STDs aren’t usually represented with a straight face on American television, if at all. Series like The Secret Life of an American Teenager and How I Met Your Mother (Barney Stinson, really?) rarely discuss STDs, their treatment, and repercussions in a realistic and compelling manner. Even shows like Sex in the City pretend like their characters can engage in unrealistic sexual impropriety and ignore the potential health consequences. British series like Skins (and to a lesser extend The Inbetweeners) have been far more open and visceral in their portrayals of youthful sexual promiscuity: Perhaps it’s a symptom of America’s Puritanical streak that led groups like the Parents Television Council to flip out over an MTV adaptation of Skins that focused on STDs.
Scrotal Recall isn’t an after school special (nor should it be), but the balance between predictable sophomoric hijinks and a serious health issue produces a show that’s both a light-hearted sex comedy and a tempered romantic drama. While viewers jump between Dylan’s sexual conquests, his diagnosis remains both in the background and at the center of each episode, propelling Dylan, Luke, and Evie’s complicated relationships forward. Somehow, a series predicated almost entirely on sexual innuendo has managed to dredge up some honest-to-God introspection in its main characters, rendering them deeper and more relatable than the vapid cutouts of the American sitcom landscape.

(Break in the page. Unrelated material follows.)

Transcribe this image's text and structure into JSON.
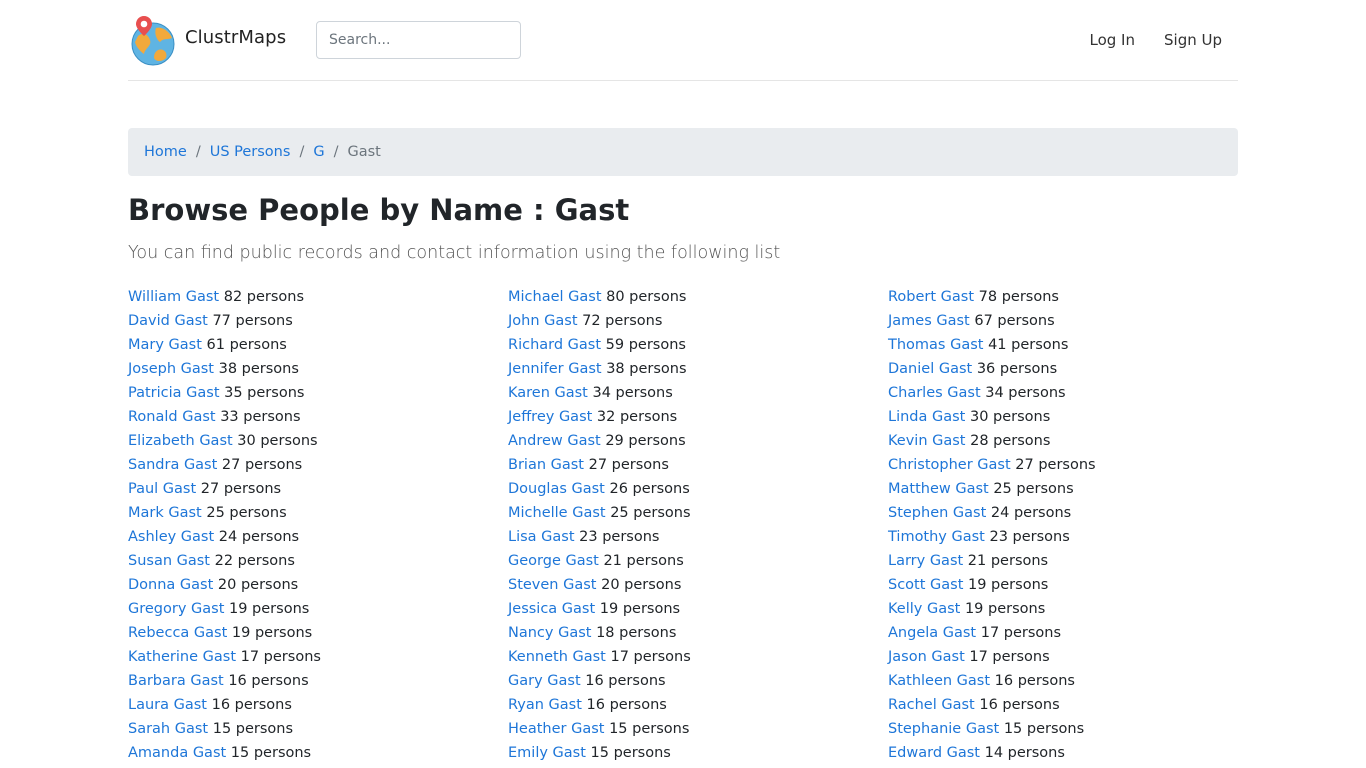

And that, perhaps, is what makes it so relatable. Shows like Girls seek to capture the lives and habits of those idiosyncratic, listless (and extremely valuable) 20-something Millennial audiences, but attempts to make the convoluted world of modern sex and romance palatable for a mass audience tends towards caricature (ABC Family, I’m looking at you). Scrotal Recall manages to capture the modern moment with style, seriousness, and steady stream of smart, pithy laughs. With only six episodes so far, fans will have to wait for the renewal of Scrotal Recall’s second season with, er, bated breath.